We then headed to the town of Valverde, following signs that took us onto a narrow unpaved road to an abandoned parking lot shaded by an oak tree. The kids forged ahead, rushing up a hill to a massive stone structure — the largest in the Iberian Peninsula — known as the Dolmen of Zambujeiro. Seven stones, all more than 25 feet tall, leaned together forming a chamber.
Although the entrance was closed with plywood and secured with modern-day concrete blocks, the chamber fired our imaginations. This could have been a tomb or a place where people held religious ceremonies. Archaeologists date the stones to somewhere around 4,000 B.C.

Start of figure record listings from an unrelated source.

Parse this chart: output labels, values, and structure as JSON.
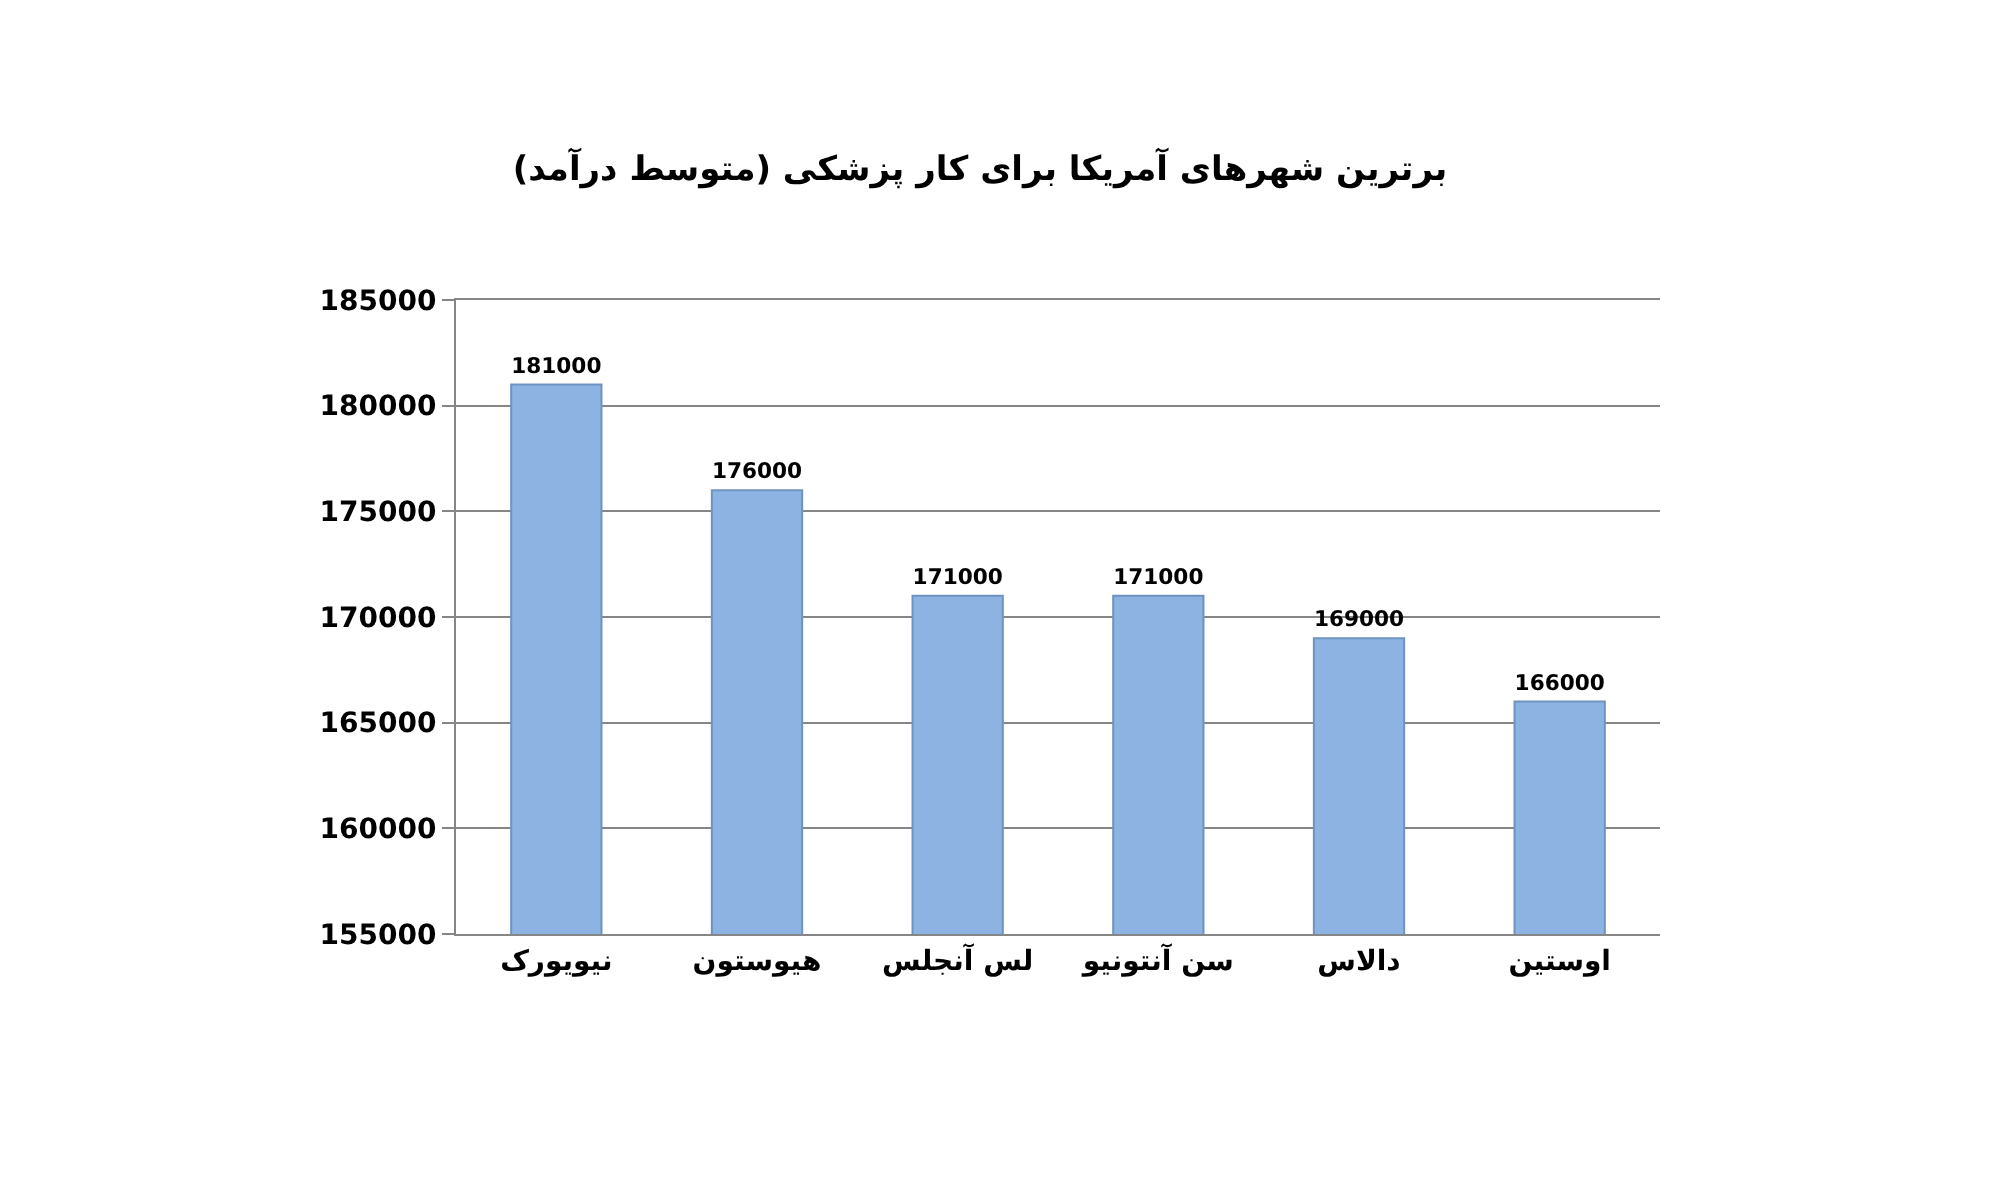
{
  "chart_data": {
    "type": "bar",
    "title": "برترین شهرهای آمریکا برای کار پزشکی (متوسط درآمد)",
    "categories": [
      "نیویورک",
      "هیوستون",
      "لس آنجلس",
      "سن آنتونیو",
      "دالاس",
      "اوستین"
    ],
    "values": [
      181000,
      176000,
      171000,
      171000,
      169000,
      166000
    ],
    "color": "#8db3e2",
    "ylim": [
      155000,
      185000
    ],
    "yticks": [
      155000,
      160000,
      165000,
      170000,
      175000,
      180000,
      185000
    ],
    "grid": "y",
    "data_labels": true
  }
}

We returned to the paved road, driving through green pastures dotted with black pigs and goats. A stop at a snack shop in Valverde brought us back into the present.
While my daughters munched on potato chips and drank sodas, I said, "We’ve seen a lot of different yesterdays."
"I like the chips," my 3-year-old answered.
I couldn’t agree more.
Barbara Zaragoza is a dependent spouse living on the naval base in Naples, Italy. Her blog, "The Espresso Break," about the food and nooks of Naples, is at http://theespressobreak.blogspot.com.
Know and Go
• Where to stay: Herdade da Retorta, Monte da Retorta, Apartado 59, Serpa, has four double rooms, a two-bed room, and a suite, with the doubles starting at 70 euros. Its e-mail address is firstname.lastname@example.org, and its Web site, with location and additional contact information, is www.herdade-da-retorta.pt
• Where to eat: A Tradicao, Alameda Abade C. da Serra 14, Serpa. Located in the center of the town, this restaurant serves traditional cuisine, including ewe’s milk cheese and black pig — a locally raised pig.